Merci Seigneur, tu m’as révélé combien les pauvres ont des ressources, des capacités à se relever.  De quelque endroit que monte la prière, je sais que tu l’écoutes.  Tu es celui a souci du faible, qui délivre le pauvre qui appelle.  Ps 71

 

Ailleurs…dans ma vie d’aumônier de prison en Maison d’arrêt, d’autres rencontres m’ont marquée, en particulier celle de N. très jeune fille des Iles.  Prise en étau entre un homme de sa parenté qu’elle ne pouvait dénoncer et sa propre famille, elle a été poussée à un acte grave etla prison.   Bien que non chrétienne, elle déposait régulièrement une demande de rendez-vous lors de mes visites et celles de B. autre aumônière.   Elle avait un grand besoin d’écoute, de présence chaleureuse, maternelle presque.  La parole l’a peu à peu libérée, fait renaître à elle-même.  Là encore, la différence de religion (elle était musulmane) n’a pas été un obstacle.  Nous nous sommes reconnues d’une même humanité, dans la confiance de l’écoute et de la parole partagée.  

Ave B. nous avons beaucoup admiré son courage, sa capacité à réfléchir et à se redresser, son attention aux autres détenues.  C’est elle qui encourageait celles qui ne bougeaient pas à venir aux rencontres de l’aumônerie : eucharistie, groupe de parole ou rencontre personnelle : « vous avez la chance d’avoir des femmes qui vous écoutent, profitez-en ! ... »

La veille de son procès, elle était très angoissée.  Je ne peux pas dire que nous avons prié ensemble, mais nos paroles mêlées d’anxiété, de peur mais aussi de confiance et d’espérance ont pu former comme une prière au Dieu grand, miséricordieux et au Dieu Père.

Le soir, en communauté nous l’avons confiée au Seigneur.

Quelques jours après, je l’ai retrouvée libérée, apaisée.    Son jeune âge, sa situation aussi de victime, sa conduite exemplaire en prison, ont sans doute joué en faveur d’un jugement très clément.

Avec B. souvent nous avons reparlé d’elle en rendant grâce au Seigneur pour les merveilles qu’il fait au cœur des personnes.

                      « Tes œuvres me comblent de joie ;

                          Devant l’ouvrage de tes mains, je m’écris :

                          Que tes œuvres sont grandes, Seigneur ! »     Ps 91

 

 

Je pourrais évoquer encore beaucoup d’autres rencontres, y compris avec les « gens du voyage » qui m’ont permis de découvrir beaucoup de richesses de leur culture, de leurs traditions.

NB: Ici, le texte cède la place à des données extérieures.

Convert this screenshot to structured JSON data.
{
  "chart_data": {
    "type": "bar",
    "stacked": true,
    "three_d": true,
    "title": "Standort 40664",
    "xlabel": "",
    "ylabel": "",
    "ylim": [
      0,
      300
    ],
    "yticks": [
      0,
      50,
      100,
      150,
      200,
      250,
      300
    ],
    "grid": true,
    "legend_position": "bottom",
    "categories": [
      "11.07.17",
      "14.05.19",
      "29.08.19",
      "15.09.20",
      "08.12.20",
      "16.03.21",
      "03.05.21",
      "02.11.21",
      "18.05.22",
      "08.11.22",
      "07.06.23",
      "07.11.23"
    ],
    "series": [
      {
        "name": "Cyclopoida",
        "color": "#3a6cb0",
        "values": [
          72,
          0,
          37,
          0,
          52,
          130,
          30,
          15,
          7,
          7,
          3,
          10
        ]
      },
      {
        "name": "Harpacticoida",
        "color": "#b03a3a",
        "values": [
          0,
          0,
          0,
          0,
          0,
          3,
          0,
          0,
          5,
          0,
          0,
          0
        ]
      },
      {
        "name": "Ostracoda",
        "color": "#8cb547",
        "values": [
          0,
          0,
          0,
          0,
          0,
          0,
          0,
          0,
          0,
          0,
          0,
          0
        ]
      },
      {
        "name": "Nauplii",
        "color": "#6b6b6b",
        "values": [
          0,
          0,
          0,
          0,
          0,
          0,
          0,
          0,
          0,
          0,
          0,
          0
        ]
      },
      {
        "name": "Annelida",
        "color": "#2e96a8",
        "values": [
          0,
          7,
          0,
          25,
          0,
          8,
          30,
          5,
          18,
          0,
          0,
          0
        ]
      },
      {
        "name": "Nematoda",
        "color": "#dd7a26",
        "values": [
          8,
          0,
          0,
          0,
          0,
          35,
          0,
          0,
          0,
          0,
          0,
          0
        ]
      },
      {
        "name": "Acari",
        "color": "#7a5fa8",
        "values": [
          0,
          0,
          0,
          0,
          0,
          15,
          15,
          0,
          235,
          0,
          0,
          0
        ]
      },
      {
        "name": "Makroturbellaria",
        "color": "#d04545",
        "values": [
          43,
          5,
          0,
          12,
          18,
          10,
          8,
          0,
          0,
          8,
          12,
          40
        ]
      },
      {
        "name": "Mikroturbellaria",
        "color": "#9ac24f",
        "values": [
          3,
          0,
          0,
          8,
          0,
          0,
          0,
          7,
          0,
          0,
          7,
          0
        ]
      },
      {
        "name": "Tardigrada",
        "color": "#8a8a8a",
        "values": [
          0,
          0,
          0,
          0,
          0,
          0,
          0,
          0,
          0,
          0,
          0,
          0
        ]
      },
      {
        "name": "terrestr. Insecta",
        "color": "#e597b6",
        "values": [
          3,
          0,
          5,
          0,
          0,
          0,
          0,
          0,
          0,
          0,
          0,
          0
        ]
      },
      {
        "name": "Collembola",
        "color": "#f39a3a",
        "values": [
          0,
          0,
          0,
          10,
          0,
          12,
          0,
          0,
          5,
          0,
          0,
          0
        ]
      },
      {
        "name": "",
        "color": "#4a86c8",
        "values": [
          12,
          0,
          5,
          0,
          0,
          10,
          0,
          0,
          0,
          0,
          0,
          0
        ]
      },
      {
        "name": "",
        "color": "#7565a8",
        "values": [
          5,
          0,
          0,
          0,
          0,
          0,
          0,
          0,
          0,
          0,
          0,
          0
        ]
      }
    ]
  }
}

J. L. H   … m’ont révélé toute la place que Dieu prenait dans leur vie, leur confiance en lui, leur sens de la prière, l’importance des pèlerinages, de la prière à Marie…

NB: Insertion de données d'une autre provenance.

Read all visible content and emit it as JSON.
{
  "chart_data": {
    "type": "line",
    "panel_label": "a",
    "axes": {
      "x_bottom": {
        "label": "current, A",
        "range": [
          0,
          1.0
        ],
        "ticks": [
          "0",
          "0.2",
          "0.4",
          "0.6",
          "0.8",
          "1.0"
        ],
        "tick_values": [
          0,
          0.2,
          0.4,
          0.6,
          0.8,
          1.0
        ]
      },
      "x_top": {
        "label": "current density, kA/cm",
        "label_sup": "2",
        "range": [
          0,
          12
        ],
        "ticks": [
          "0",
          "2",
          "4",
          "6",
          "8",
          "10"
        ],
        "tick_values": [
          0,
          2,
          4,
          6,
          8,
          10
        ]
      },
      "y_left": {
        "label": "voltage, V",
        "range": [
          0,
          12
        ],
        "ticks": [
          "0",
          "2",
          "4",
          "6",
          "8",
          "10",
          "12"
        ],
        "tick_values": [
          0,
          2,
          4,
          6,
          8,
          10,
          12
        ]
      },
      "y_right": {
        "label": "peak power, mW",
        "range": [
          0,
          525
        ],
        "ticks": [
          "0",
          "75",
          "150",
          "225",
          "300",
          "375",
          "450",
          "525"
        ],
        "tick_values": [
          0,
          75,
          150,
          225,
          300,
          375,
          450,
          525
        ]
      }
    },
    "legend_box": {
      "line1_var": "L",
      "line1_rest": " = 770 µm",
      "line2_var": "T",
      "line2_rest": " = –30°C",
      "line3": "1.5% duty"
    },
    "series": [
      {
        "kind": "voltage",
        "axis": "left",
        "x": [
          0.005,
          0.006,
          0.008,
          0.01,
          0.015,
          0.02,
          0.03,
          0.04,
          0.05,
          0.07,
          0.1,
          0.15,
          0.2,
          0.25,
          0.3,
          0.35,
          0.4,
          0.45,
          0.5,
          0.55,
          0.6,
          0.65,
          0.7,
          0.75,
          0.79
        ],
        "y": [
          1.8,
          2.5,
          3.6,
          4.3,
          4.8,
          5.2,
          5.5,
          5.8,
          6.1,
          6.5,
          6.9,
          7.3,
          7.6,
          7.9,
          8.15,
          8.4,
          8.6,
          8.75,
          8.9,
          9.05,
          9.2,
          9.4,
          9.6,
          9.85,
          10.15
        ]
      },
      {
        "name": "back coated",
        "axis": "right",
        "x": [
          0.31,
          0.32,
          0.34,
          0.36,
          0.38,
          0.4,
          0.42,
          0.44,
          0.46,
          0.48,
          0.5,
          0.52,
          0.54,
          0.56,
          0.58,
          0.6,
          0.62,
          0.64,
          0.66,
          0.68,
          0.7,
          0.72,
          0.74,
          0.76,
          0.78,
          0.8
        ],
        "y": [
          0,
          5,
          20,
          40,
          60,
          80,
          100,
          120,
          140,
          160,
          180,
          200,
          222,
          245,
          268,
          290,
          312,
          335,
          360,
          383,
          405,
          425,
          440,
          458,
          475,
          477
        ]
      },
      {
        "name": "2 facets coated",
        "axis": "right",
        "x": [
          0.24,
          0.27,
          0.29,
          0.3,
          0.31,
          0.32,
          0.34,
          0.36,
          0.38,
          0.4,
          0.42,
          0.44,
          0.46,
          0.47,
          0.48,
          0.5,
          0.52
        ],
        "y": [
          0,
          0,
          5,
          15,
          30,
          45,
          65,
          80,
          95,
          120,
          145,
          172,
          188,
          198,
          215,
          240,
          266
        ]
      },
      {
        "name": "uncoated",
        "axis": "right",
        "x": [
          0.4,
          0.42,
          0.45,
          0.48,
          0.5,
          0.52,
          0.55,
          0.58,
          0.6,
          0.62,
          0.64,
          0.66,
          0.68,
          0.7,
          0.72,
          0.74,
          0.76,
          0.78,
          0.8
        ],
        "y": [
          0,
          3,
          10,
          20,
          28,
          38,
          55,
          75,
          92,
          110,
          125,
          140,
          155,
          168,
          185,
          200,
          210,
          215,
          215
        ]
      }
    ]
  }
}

J’ai admiré leur sens de la famille, l’accueil et la prise en charge d’enfants ou adultes handicapés, dans des conditions matérielles parfois très sommaires.

J’ai souffert avec eux du mépris qu’ils ressentent de la part de notre société.     « On est toujours ceux qui volent, qui ne travaillent pas… Les aires d’accueil pour nous sont toujours entre une autoroute et la voie ferrée, à côté d’une déchetterie, une station d’épuration... »

Merci Seigneur pour cette grâce de la rencontre qui permet à chacun d’être révélé à lui -même et ouvre à la vie.

 

J’aimerais revenir enfin sur la période où j’ai été responsable pour l’ensemble des sœurs.

J’ai eu ainsi la chance d’aller à  la rencontre de toutes les sœurs dans les différents Pays : France bien sûr mais aussi Chili, Corée, Inde, Madagascar et à l’époque Colombie, Algérie, Maroc, Espagne.

A travers la vie et les engagements de chacune et des communautés, j’ai pu mieux découvrir comment cette vocation était vécue avec la couleur propre à chaque culture, Eglise, mais toujours enracinée dans la vie des pauvres.

Tout n’a pas été toujours facile, lisse, sans conflits, erreurs, pauvretés diverses à assumer.  Mais j’ai toujours rendu grâce pour toutes ces vies données dans la gratuité, pour la joie de voir comment l’évangile devenait chair dans des vies toutes simples, combien l’Esprit était à l’œuvre en chacun.

Oui, comme nous l’avons écrit dans le texte « Ravive le don de Dieu qui est en toi... » : la fidélité à l’étude d’évangile contemplative, nourrie de la vie des plus démunis, l’engagement pour ouvrir avec eux des chemins d’humanité est notre richesse, un trésor à recevoir et à partager avec audace.